Toi, cher, tu te promenes dans la neige, la nuit. Voila qui, pour une
sortie exceptionnelle, est assez fou et pourrait bien te rendre malade
aussi! Ce n'est pas la lune, c'est le soleil que je te conseillais; nous
ne sommes pas des chouettes, que diable! Nous venons d'avoir trois jours
de printemps. Je parie que tu n'as pas monte a mon cher verger, qui est
si joli et que j'aime tant. Ne fut-ce qu'en souvenir de moi, tu devrais
le grimper tous les jours de beau temps a midi. Le travail serait plus
coulant apres et regagnerait le temps perdu et au dela.
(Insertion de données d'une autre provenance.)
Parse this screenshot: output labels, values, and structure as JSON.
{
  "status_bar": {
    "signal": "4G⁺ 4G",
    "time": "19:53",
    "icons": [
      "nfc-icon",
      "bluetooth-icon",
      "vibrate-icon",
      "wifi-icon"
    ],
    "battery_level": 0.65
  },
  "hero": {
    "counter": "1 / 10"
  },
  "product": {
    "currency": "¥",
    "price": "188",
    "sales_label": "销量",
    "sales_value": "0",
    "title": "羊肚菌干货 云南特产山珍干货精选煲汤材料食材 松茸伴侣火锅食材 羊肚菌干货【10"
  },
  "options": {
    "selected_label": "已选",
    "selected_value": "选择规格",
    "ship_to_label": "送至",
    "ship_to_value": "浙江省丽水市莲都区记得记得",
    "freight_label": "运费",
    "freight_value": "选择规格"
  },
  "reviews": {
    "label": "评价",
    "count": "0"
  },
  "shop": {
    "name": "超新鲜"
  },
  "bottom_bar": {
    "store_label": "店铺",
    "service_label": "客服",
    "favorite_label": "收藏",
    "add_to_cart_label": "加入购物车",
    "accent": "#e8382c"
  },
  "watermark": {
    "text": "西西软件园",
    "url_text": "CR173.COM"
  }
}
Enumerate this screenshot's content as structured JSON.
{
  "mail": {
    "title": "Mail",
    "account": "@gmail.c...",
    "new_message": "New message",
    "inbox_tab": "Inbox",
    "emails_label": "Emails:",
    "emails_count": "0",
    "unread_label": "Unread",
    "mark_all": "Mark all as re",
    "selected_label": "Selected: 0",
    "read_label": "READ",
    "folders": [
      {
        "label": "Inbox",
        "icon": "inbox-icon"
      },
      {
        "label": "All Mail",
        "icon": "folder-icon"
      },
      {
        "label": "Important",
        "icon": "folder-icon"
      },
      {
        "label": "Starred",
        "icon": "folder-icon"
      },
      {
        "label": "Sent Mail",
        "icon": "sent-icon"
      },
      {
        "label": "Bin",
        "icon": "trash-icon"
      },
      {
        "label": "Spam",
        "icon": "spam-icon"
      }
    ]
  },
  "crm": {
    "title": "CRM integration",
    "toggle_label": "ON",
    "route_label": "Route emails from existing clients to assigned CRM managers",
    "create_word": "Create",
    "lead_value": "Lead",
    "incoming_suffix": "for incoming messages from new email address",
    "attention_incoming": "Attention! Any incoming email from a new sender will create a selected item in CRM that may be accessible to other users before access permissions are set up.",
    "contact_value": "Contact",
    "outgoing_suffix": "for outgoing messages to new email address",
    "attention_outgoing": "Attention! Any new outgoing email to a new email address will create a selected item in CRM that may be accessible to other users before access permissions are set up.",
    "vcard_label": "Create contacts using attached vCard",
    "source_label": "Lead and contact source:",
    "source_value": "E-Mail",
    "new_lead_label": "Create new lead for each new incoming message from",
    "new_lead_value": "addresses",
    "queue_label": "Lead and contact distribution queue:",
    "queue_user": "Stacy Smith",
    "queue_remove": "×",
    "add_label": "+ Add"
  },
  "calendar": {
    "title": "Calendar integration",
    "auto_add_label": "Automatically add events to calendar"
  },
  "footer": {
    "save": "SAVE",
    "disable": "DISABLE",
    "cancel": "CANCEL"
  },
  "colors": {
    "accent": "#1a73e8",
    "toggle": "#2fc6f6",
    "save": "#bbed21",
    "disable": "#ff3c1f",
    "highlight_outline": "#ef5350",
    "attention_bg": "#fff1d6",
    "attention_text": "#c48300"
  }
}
Tu es donc dans des ennuis d'argent? Je ne sais plus ce que c'est
depuis que je n'ai plus rien au monde. Je vis de ma journee comme le
proletaire; quand je ne pourrai plus faire ma journee, je serai emballee
pour l'autre monde, et alors je n'aurai plus besoin de rien. Mais il
faut que tu vives, toi. Comment vivre de ta plume si tu te laisses
toujours duper et tondre? Ce n'est pas moi qui t'enseignerai le moyen
de te defendre. Mais n'as-tu pas un ami qui sache agir pour toi? Helas!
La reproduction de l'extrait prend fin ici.